Bassey led the White club with 20 points, eight rebounds and six blocked shots, including four of the you-got-to-be-kidding me variety where he swatted away jump shots or balls you normally don’t see ninth or tenth-graders getting to.
Other Top 30 participants that stood out both statistically and with their combination of production and potential included 6-foot-8 sophomore forward Chris Smith (Country Day, Ft. Worth, Texas) with nine points and nine rebounds, 6-foot-3 sophomore Chris Mullins (Mansfield-Timberview, Mansfield, Texas) with 13 points and four steals, and 6-foot-8 Tyreek Smith (Advanced Preparatory International, Dallas, Texas) with eight points six rebounds.
Shooters Stand Out In Top 60 Game
While a vast majority of the top big men participated in the Top 30 Game, there were some excellent shooters and wing types in the Cream of the Crop Top 60 Game — and a few of them would have been deserving of a spot in the camp’s top game.
The White club rolled to a 120-74 victory over the Black club by shooting the ball with remarkable accuracy in the first half. The White club made 10 3-pointers and shot over 50 percent on those attempts to build a big lead and roll to victory.
Leading the way was Max Abmas, a 6-foot freshman guard out of Jesuit (Dallas, Texas). He made four 3-pointers, displayed sold shot selection and also showed good rebounding ability from the guard position.

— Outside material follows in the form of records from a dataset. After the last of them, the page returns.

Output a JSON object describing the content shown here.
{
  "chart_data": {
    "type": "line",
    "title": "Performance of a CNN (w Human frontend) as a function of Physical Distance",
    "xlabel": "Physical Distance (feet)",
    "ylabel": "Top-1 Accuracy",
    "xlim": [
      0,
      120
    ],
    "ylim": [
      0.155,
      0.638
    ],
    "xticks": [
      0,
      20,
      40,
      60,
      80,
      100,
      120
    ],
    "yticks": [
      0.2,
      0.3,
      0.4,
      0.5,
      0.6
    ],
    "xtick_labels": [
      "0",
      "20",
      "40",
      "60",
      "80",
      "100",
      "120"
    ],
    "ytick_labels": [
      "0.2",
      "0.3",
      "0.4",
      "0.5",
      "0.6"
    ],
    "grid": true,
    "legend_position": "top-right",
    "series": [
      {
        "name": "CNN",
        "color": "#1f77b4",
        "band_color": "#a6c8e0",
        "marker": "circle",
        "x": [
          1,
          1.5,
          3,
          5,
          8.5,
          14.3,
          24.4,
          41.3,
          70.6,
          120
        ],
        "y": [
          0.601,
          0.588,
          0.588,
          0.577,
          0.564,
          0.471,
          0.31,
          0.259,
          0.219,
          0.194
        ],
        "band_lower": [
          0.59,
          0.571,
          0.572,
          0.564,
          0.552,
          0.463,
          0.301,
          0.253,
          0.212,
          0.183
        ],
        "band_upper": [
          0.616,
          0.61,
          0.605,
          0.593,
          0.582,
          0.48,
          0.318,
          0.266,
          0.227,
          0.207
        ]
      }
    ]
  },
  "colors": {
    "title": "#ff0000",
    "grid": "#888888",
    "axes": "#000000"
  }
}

Another standout was Jeremiah Gambrell, Jr., a 5-foot-11 sophomore guard out of Madison (Houston, Texas). Gambrell made positive plays happen with his good ball-handling, passing and shooting ability. What stood and was unique in this particular camp was his ability to push the ball and pass ahead with either hand.
The Top 60 game didn’t have all the top shooters, however, as 6-foot-2 Jalen Crutchfield of Norman North (Norman, Okla.) displayed his fine stroke throughout the weekend. He only made one 3-pointer in the top all-star game, but left little doubt he was arguably the best spot up shooter at the camp. The son of University of Oklahoma assistant coach Chris Crutchfield has a mature approach and good length for a 2018 guard who is still growing. He does need to improve on attacking defenders and finding lanes off the dribble, but he’s already a solid high school player who should contribute to a talented team likely to begin the season ranked in the FAB 50 national rankings.